Dem etwas mehr als 40 Seiten langen Manteltext gehen Zusammenfassung, Abstract und Einleitung voraus. Im Manteltext arbeitet Link seinen Beitrag zu „Gelingensbedingungen“ von Schulreformen heraus, indem er zunächst den Forschungsstand zu Historischer Schulforschung und Schulentwicklungsforschung referiert sowie hierbei Schnittmengen und Leerstellen identifiziert. Vor allem würden keine empirisch fundierten Modelle zu „Gelingensbedingungen“ vorliegen. Die Schulentwicklungsforschung wird darüber hinaus vielfach durch nicht-pädagogische Referenzen und Theorieimporte geprägt, wogegen das von Link herausgearbeitete Modell „im Prozess professionellen pädagogischen Handelns, gestaltet durch professionelles pädagogisches Handeln und Interaktion und ausdifferenziert, für professionelles pädagogisches Handeln“ (S. 10) vielfach anschlussfähiger hergeleitet wird.

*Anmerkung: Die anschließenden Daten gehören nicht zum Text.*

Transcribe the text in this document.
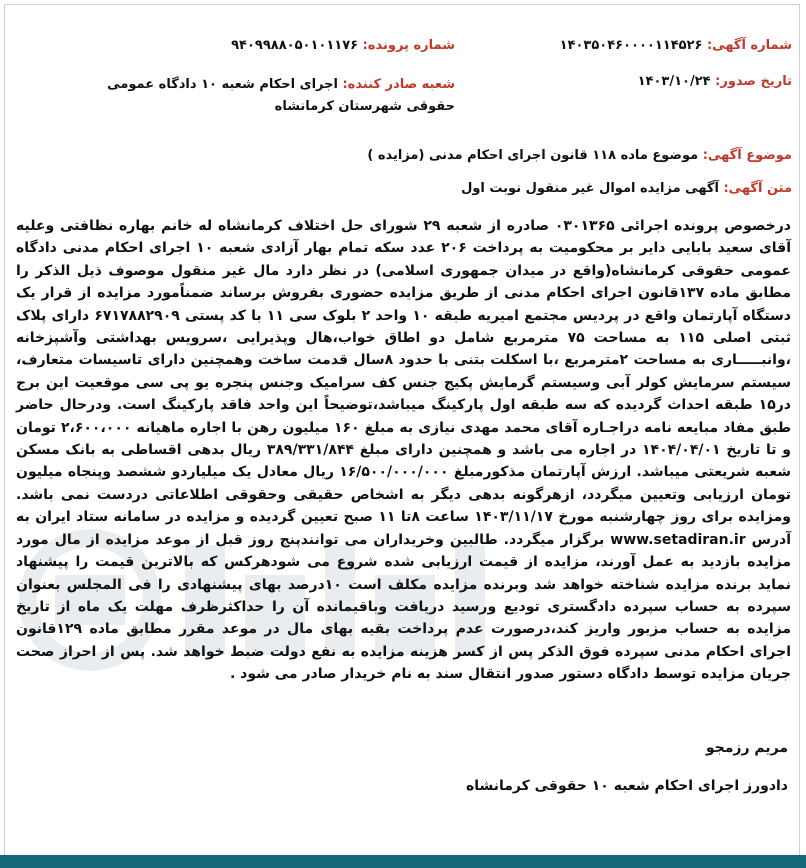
شماره آگهی: ۱۴۰۳۵۰۴۶۰۰۰۰۱۱۴۵۲۶
شماره پرونده: ۹۴۰۹۹۸۸۰۵۰۱۰۱۱۷۶
تاریخ صدور: ۱۴۰۳/۱۰/۲۴
شعبه صادر کننده: اجرای احکام شعبه ۱۰ دادگاه عمومی حقوقی شهرستان کرمانشاه
موضوع آگهی: موضوع ماده ۱۱۸ قانون اجرای احکام مدنی (مزایده )
متن آگهی: آگهی مزایده اموال غیر منقول نوبت اول
درخصوص پرونده اجرائی ۰۳۰۱۳۶۵ صادره از شعبه ۲۹ شورای حل اختلاف کرمانشاه له خانم بهاره نظافتی وعلیه آقای سعید بابایی دایر بر محکومیت به پرداخت ۲۰۶ عدد سکه تمام بهار آزادی شعبه ۱۰ اجرای احکام مدنی دادگاه عمومی حقوقی کرمانشاه(واقع در میدان جمهوری اسلامی) در نظر دارد مال غیر منقول موصوف ذیل الذکر را مطابق ماده ۱۳۷قانون اجرای احکام مدنی از طریق مزایده حضوری بفروش برساند ضمناًمورد مزایده از قرار یک دستگاه آپارتمان واقع در پردیس مجتمع امیریه طبقه ۱۰ واحد ۲ بلوک سی ۱۱ با کد پستی ۶۷۱۷۸۸۲۹۰۹ دارای پلاک ثبتی اصلی ۱۱۵ به مساحت ۷۵ مترمربع شامل دو اطاق خواب،هال وپذیرایی ،سرویس بهداشتی وآشپزخانه ،وانبـــــاری به مساحت ۲مترمربع ،با اسکلت بتنی با حدود ۸سال قدمت ساخت وهمچنین دارای تاسیسات متعارف، سیستم سرمایش کولر آبی وسیستم گرمایش پکیج جنس کف سرامیک وجنس پنجره یو پی سی موقعیت این برج در۱۵ طبقه احداث گردیده که سه طبقه اول پارکینگ میباشد،توضیحاً این واحد فاقد پارکینگ است. ودرحال حاضر طبق مفاد مبایعه نامه دراجـاره آقای محمد مهدی نیازی به مبلغ ۱۶۰ میلیون رهن با اجاره ماهیانه ۲،۶۰۰،۰۰۰ تومان و تا تاریخ ۱۴۰۴/۰۴/۰۱ در اجاره می باشد و همچنین دارای مبلغ ۳۸۹/۳۳۱/۸۴۴ ریال بدهی اقساطی به بانک مسکن شعبه شریعتی میباشد. ارزش آپارتمان مذکورمبلغ ۱۶/۵۰۰/۰۰۰/۰۰۰ ریال معادل یک میلیاردو ششصد وپنجاه میلیون تومان ارزیابی وتعیین میگردد، ازهرگونه بدهی دیگر به اشخاص حقیقی وحقوقی اطلاعاتی دردست نمی باشد. ومزایده برای روز چهارشنبه مورخ ۱۴۰۳/۱۱/۱۷ ساعت ۸تا ۱۱ صبح تعیین گردیده و مزایده در سامانه ستاد ایران به آدرس www.setadiran.ir برگزار میگردد. طالبین وخریداران می توانندپنج روز قبل از موعد مزایده از مال مورد مزایده بازدید به عمل آورند، مزایده از قیمت ارزیابی شده شروع می شودهرکس که بالاترین قیمت را پیشنهاد نماید برنده مزایده شناخته خواهد شد وبرنده مزایده مکلف است ۱۰درصد بهای پیشنهادی را فی المجلس بعنوان سپرده به حساب سپرده دادگستری تودیع ورسید دریافت وباقیمانده آن را حداکثرظرف مهلت یک ماه از تاریخ مزایده به حساب مزبور واریز کند،درصورت عدم پرداخت بقیه بهای مال در موعد مقرر مطابق ماده ۱۲۹قانون اجرای احکام مدنی سپرده فوق الذکر پس از کسر هزینه مزایده به نفع دولت ضبط خواهد شد. پس از احراز صحت جریان مزایده توسط دادگاه دستور صدور انتقال سند به نام خریدار صادر می شود .
مریم رزمجو
دادورز اجرای احکام شعبه ۱۰ حقوقی کرمانشاه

Hierin besteht die anzuerkennende Leistung Links, dass er ein pädagogisch gebundenes und empirisch belegtes Modell vorlegt, mithilfe dessen sich – wie er zeigen kann – auch aktuelle Schulreformprozesse beschreiben und rekonstruieren lassen. Diese Modellbildung und Systematisierung selbst auszuführen sowie nicht auf eine schulische oder schulpolitische Aktivität zu verschieben, zeichnet die Arbeit vor vielen anderen vor allem auf den wissenschaftlichen Diskurs rekurrierenden Arbeiten aus. Dies erweitert beide durch das Modell verbundene Forschungsbereiche und weist damit klug sowie behutsam deren soziale Relevanz nach.

Links pädagogische Systematisierung, die er als „Fünf-plus-zwei-K-Struktur“ bezeichnet, umfasst fünf eigenständige und zwei ergänzende konstitutive Gelingensbedingungen, die er auf etwas weniger als 10 Seiten darstellt (S. 32–41). Hier werden Bezüge zwischen den kumulierten Einzelstudien, historischen Reformprozessen und dem Modell hergestellt. Die sieben „K“ stehen für „Krise“ als Anlass für Reformen, „Kommunikation“ und „Kooperation“ als Reaktionen auf die Krise und „Kapazitäten“ und „Kompetenzen“, die sich aus „denkender Erfahrung“ (im Anschluss an Dewey) als Ergebnisse der ausgelösten Reformprozesse bei Erfolg entwickelten. „Kinder, Jugendliche und Eltern“ (K 6) begleiten diese und „Kollegiale Kreativität“ (K 7) würde ebenfalls für das Gelingen von Reformen wichtig sein. Diese Bedingungen fassen Prozess und Voraussetzungen gelingender Reformen zusammen. Das Modell und die etwas arbiträr wirkenden Bezeichnungen der Phasen ergeben sich – durchaus plausibel – induktiv aus den historischen Analysen und sind entsprechend nicht als theoretisch hergeleitetes Modell zu verstehen. Die begrifflichen, theoretischen und systematischen Ausführungen zu den einzelnen Begriffen des Musters sind entsprechend kurz. Die Vagheit der Hauptbegriffe ist Stärke und Schwäche zugleich, da sich unter den offenen konzeptionellen Ausführungen sehr viel als „Krise“ verstehen lässt. Es scheint zumindest diskutabel, dass nahezu jede Reform auf krisenhafte Anlässe zurückführbar sein soll. Eine Aufarbeitung des Forschungsstandes zum vielfach bearbeiteten Begriff der „Krise“ fehlt dabei ebenso wie Begriffsdiskussionen für die anderen Bedingungen.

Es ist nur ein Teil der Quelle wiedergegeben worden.